DeRose is a proponent of contextualism in epistemology, the view that "what is expressed by a knowledge attribution — a claim to the effect that S “knows” that p — depends partly on something in the context of the attributor, and hence the view is often called ‘attributor contextualism’. Because such an utterance is context-dependent, so too is whether the attribution is true. The typical [contextualist] view identifies the pivotal contextual features as the attributor’s practical stake in the truth of p, or the prominence in the attributor’s situation of skeptical doubts about knowledge." DeRose is best-known for his application of contextualism to skepticism.

==Selected publications==
- The Case for Contextualism. Knowledge, Skepticism, and Context, Oxford University Press, 2009.

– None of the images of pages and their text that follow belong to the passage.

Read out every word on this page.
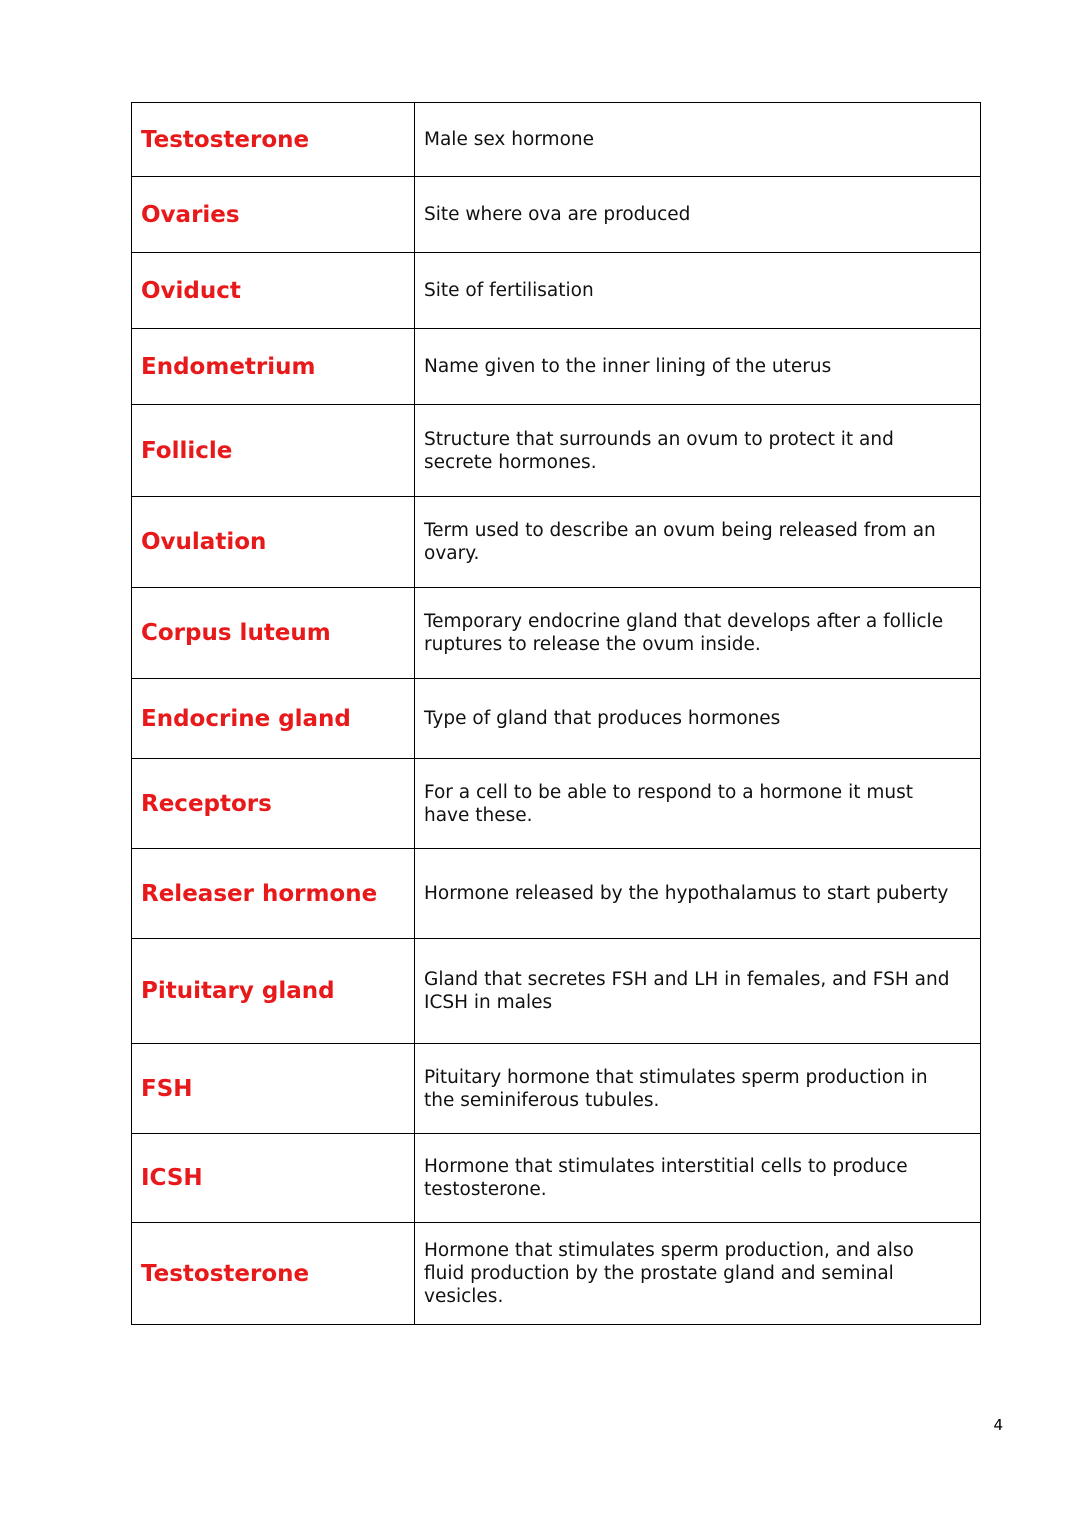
Testosterone	Male sex hormone
Ovaries	Site where ova are produced
Oviduct	Site of fertilisation
Endometrium	Name given to the inner lining of the uterus
Follicle	Structure that surrounds an ovum to protect it and secrete hormones.
Ovulation	Term used to describe an ovum being released from an ovary.
Corpus luteum	Temporary endocrine gland that develops after a follicle ruptures to release the ovum inside.
Endocrine gland	Type of gland that produces hormones
Receptors	For a cell to be able to respond to a hormone it must have these.
Releaser hormone	Hormone released by the hypothalamus to start puberty
Pituitary gland	Gland that secretes FSH and LH in females, and FSH and ICSH in males
FSH	Pituitary hormone that stimulates sperm production in the seminiferous tubules.
ICSH	Hormone that stimulates interstitial cells to produce testosterone.
Testosterone	Hormone that stimulates sperm production, and also fluid production by the prostate gland and seminal vesicles.
4
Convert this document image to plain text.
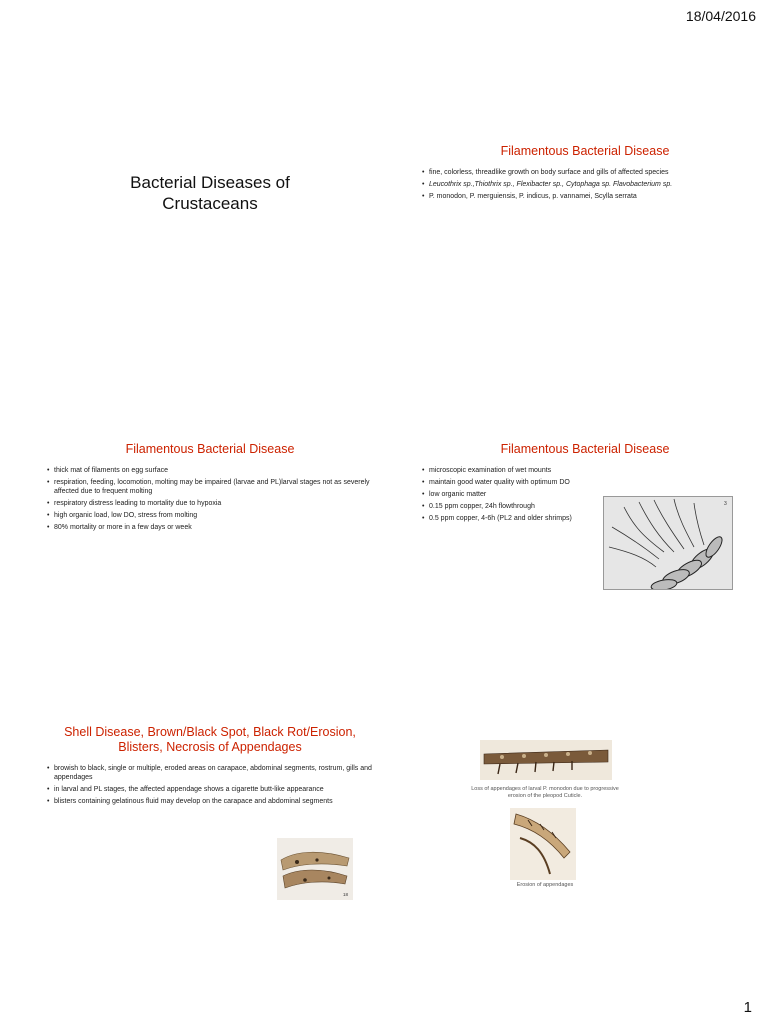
18/04/2016
Bacterial Diseases of
Crustaceans
Filamentous Bacterial Disease
• fine, colorless, threadlike growth on body surface and gills of affected species
• Leucothrix sp.,Thiothrix sp., Flexibacter sp., Cytophaga sp. Flavobacterium sp.
• P. monodon, P. merguiensis, P. indicus, p. vannamei, Scylla serrata
Filamentous Bacterial Disease
• thick mat of filaments on egg surface
• respiration, feeding, locomotion, molting may be impaired (larvae and PL)larval stages not as severely affected due to frequent molting
• respiratory distress leading to mortality due to hypoxia
• high organic load, low DO, stress from molting
• 80% mortality or more in a few days or week
Filamentous Bacterial Disease
• microscopic examination of wet mounts
• maintain good water quality with optimum DO
• low organic matter
• 0.15 ppm copper, 24h flowthrough
• 0.5 ppm copper, 4-6h (PL2 and older shrimps)
3
Shell Disease, Brown/Black Spot, Black Rot/Erosion,
Blisters, Necrosis of Appendages
• browish to black, single or multiple, eroded areas on carapace, abdominal segments, rostrum, gills and appendages
• in larval and PL stages, the affected appendage shows a cigarette butt-like appearance
• blisters containing gelatinous fluid may develop on the carapace and abdominal segments
18
Loss of appendages of larval P. monodon due to progressive
erosion of the pleopod Cuticle.
Erosion of appendages
1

- "The Ordinary Language Basis for Contextualism and the New Invariantism," The Philosophical Quarterly, 2005.
- "Direct Warrant Realism," in A. Dole and A. Chignell, ed., God and the Ethics of Belief: New Essays in Philosophy of Religion (Cambridge University Press, 2005).
- "Single Scoreboard Semantics," Philosophical Studies, 2004.
- "Assertion, Knowledge, and Context," Philosophical Review, 2002; Philosopher's Annual, vol. 26.
- "Solving the Skeptical Problem," Philosophical Review, 1995; Philosopher's Annual, vol. 18.
- "Contextualism and Knowledge Attributions," Philosophy and Phenomenological Research, 1992
- "Epistemic Possibilities," Philosophical Review, 1991.
- "Reid's Anti-Sensationalism and His Realism," Philosophical Review, 1989.